Hal itu disampaikan Simon usai bertemu dengan Jaksa Agung ST Burhanuddin di area Kejaksaan RI, DKI Jakarta Selatan, Kamis (6/3/2025). Usai pertemuan, Simon mengklaim pihaknya kerap mengadakan uji rutin kualitas BBM bersatu Lemigas.
Simon menegaskan, uji rutin kualitas BBM tak gencar diadakan pasca terungkapkanya tindakan hukum dugaan korupsi terkait tata kelola minyak di dalam Pertamina.
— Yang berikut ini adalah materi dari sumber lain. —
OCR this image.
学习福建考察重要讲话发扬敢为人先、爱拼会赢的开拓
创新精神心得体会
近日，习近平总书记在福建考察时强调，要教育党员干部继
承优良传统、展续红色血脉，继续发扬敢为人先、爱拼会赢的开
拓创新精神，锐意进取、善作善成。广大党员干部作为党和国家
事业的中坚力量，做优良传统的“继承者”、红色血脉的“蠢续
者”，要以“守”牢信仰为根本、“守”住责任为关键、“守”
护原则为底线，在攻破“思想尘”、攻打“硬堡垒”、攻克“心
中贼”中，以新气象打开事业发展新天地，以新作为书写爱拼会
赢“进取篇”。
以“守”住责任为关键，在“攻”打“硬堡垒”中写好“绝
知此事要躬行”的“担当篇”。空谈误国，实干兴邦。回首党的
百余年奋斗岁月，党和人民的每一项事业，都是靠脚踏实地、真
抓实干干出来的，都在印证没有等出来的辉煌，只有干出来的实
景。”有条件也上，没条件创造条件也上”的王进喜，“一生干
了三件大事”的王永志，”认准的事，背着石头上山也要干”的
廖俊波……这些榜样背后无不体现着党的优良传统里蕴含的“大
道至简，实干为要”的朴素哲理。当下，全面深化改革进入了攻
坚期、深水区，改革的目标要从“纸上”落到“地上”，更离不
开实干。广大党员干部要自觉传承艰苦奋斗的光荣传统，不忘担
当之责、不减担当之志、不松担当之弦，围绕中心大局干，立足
“Beberapa kesempatan lalu juga kami sudah ada melakukan uji sampel dengan Lemigas di tempat 75 tempat termasuk di tempat Terminal Pertamina Plumpang, begitu juga di area 33 SPBU yang tersebut tersebar antara lain dalam Jakarta, Depok, Bogor juga Tanggarang Selatan,” kata Simon.
“Dan hasil dari pengujian itu menunjukkan adalah kualitas hasil BBM Pertamina sudah ada sesuai standar spesifikasi teknis yang digunakan dipersyaratkan oleh Dijen Migas Kementerian SDM,” tambahnya.
Bahkan, kata dia, pihaknya juga melibatkan surveyor independen seperti Surveyor Indonesia kemudian TUV Rheinland Indonesia untuk melakukan uji dari hasil BBM Pertamina.
“Hasilnya juga telah sesuai dengan standar spesifikasi teknis seperti yang mana dipersyaratkan Dirjen Migas SDM,” ujarnya.
Ia mengatakan, uji kualitas BBM akan dijalankan terus di tempat seluruh tanah air. Simon pun mengklaim, proses uji kualitas BBM itu dijalankan secara terbuka dan,m warga juga dapat mengambil bagian juga untuk mengawasi.
“Dengan demikian untuk memberikan rasa percaya ke rakyat bahwa item yang dimaksud dihasilkan oleh Pertamina adalah hasil yang mana betul-betul sesuai, begitu juga di distribusinya sudah ada sesuai dengan ketentuan yang mana berlaku,” klaimnya.